Per-token AI charges come to GitHub Copilot

Per-token AI charges come to GitHub Copilot


A token is often described as representing around three-quarters of a word. Thus, giving an LLM a text of 10,000 words to examine would equate to 12,000-13,000 tokens of content. In developer terms, if a body of code which Copilot were to examine (for refactoring or bug-hunting for example), comprised of 10,000 ‘words’ (expressions, statements, variable names, functions, and so on), then that using it in one query, once, would count as 12,000-13,000 tokens out of their allottment for the month.

Prompt text, as inputs, will also count, as will the outputs from Copilot.

The pricing tiers coming into effect next month remain pegged at their current levels, but instead of being allotted a number of queries per month, users are given ‘AI Credits’ to the same value. A base-tier Copilot Pro subscriber ($10pcm) will receive 1,000 credits, with GitHub saying that at present one AI Credit is worth one US cent.

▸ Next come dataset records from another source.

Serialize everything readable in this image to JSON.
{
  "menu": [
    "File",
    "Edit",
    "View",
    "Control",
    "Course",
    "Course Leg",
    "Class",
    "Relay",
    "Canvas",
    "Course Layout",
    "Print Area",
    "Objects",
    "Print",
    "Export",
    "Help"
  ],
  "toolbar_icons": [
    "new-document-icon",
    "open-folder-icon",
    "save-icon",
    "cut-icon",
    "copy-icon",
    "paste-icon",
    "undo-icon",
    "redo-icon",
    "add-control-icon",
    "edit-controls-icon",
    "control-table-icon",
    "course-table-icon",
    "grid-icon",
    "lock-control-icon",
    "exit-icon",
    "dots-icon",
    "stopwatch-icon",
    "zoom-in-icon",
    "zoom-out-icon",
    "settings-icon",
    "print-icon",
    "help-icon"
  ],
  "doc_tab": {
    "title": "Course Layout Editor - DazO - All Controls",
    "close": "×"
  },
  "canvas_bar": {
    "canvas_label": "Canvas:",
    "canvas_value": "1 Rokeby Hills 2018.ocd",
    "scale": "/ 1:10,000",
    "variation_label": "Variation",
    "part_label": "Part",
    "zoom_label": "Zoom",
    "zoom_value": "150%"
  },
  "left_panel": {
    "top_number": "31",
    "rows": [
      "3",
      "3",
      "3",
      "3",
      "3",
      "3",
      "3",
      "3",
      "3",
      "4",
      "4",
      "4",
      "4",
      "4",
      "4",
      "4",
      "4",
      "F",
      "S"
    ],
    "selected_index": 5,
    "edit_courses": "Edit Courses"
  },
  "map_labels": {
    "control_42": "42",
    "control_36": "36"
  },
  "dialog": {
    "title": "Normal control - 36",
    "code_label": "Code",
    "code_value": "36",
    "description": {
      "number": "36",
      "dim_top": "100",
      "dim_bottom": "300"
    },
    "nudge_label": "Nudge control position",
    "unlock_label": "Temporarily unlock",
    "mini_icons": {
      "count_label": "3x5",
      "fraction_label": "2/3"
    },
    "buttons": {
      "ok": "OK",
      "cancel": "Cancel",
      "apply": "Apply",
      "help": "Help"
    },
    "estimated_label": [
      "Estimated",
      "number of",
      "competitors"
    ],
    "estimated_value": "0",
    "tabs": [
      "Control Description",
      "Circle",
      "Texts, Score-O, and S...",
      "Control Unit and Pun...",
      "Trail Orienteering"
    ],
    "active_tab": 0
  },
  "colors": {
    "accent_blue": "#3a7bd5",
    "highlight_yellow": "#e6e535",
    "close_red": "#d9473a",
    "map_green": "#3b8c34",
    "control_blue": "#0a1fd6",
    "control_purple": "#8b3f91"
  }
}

The number of tokens each credit buys will depend on the model used, the input/output mix, the size of the cache (data held in the LLM’s memory for context), and feature requested. Thus, if a developer uses mostly simple queries, they are likely not to have to buy extra tokens in the form of credits each month. Conversely, multi-agent queries about a complex, lengthy code base will empty the AI Credit account more quickly. Queries to the most-advanced frontier models will cost more than to the less-powerful.

GitHub’s pricing changes do include some compensatory benefits for users: Code completions (similar to a phone’s auto-complete function) and Next Edit suggestions will remain free.